An open house is a great networking opportunity. Not only can you meet with your child’s teacher, but you can also meet other parents who might also have a child with special needs. Ask them about their efforts toward collaboration. Determine whether there might be an interest in a concerted effort toward changing the administration’s policy to better suit the needs of special education children. For example, other parents might agree that the administration should set aside time and resources for collaboration amongst parents, teachers, and speech therapists.
Meeting with the Teacher
If a particular teacher does not have an open-door policy, make an appointment to discuss your child’s performance and his speech disorder. Your child’s teacher should have reviewed his IEP. At the very least, the teacher should have been informed about any required classroom accommodations.

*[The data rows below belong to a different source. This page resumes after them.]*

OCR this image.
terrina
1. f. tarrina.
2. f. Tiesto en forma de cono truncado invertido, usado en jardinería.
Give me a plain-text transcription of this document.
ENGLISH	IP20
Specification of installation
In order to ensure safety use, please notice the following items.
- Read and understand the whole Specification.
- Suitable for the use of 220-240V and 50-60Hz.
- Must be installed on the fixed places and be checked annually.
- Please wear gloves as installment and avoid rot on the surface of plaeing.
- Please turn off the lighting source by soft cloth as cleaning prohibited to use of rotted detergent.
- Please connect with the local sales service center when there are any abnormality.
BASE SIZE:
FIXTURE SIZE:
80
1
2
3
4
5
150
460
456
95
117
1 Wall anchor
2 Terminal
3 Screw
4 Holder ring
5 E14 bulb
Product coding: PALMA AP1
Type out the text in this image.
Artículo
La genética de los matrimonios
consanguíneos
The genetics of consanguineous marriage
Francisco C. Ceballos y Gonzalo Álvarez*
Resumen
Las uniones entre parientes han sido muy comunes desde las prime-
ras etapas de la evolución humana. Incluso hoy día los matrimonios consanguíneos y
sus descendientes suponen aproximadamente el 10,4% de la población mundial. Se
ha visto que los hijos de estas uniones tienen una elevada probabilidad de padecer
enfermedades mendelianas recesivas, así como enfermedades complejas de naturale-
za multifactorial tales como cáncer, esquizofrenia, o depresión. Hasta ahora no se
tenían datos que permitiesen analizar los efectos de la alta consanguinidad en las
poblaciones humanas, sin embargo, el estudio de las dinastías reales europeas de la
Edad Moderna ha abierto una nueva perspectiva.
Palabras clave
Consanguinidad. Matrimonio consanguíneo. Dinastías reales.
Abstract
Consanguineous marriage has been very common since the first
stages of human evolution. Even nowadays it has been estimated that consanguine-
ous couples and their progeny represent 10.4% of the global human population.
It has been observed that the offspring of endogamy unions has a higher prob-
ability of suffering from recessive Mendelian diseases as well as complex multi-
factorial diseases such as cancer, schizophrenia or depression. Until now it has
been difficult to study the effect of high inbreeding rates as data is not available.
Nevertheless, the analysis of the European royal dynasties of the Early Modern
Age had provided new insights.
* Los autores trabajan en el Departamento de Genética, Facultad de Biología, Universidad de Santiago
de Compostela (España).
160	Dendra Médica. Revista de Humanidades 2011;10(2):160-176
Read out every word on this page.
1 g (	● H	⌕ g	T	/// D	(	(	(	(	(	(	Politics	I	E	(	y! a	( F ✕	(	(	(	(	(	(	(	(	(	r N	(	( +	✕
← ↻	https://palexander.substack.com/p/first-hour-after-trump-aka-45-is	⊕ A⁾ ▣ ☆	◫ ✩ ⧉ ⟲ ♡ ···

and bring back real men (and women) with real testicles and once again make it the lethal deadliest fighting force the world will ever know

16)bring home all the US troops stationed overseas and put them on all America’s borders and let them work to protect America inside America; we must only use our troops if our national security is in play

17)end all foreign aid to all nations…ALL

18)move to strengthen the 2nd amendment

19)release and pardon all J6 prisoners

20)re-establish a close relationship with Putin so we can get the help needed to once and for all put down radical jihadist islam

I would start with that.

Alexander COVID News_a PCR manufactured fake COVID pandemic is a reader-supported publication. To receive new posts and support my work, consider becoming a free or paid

Discuss your child’s unique needs and how his goals might be met in the classroom. Talk about areas that could use improvement. For example, your child might readily understand the material, but he has difficulty finding the words to answer a question (an expressive language disorder). Discuss your child’s SLP’s recommendations for helping your child communicate more effectively. Introduce the idea of having all three of you sit down to discuss your child’s needs and how to best help him.
Meeting with the Speech Therapist
It’s likely that you converse more frequently with your child’s speech therapist than with his teacher – after all, you bring your child to speech therapy sessions. Networking isn’t quite as essential here; many speech therapists are already accustomed to working with teachers. Your child’s SLP may even know some of the teachers in his school because she works with other children in the area.
Ask the SLP if she is willing to meet with your child’s teacher and yourself. Ideally, the speech therapist can instruct the teacher on the most effective methods of communication for your child. The teacher could also be provided with lists of target sounds and words that your child is working on. Your child’s teacher may then adapt these words to the curriculum used in the classroom to help accelerate his progress.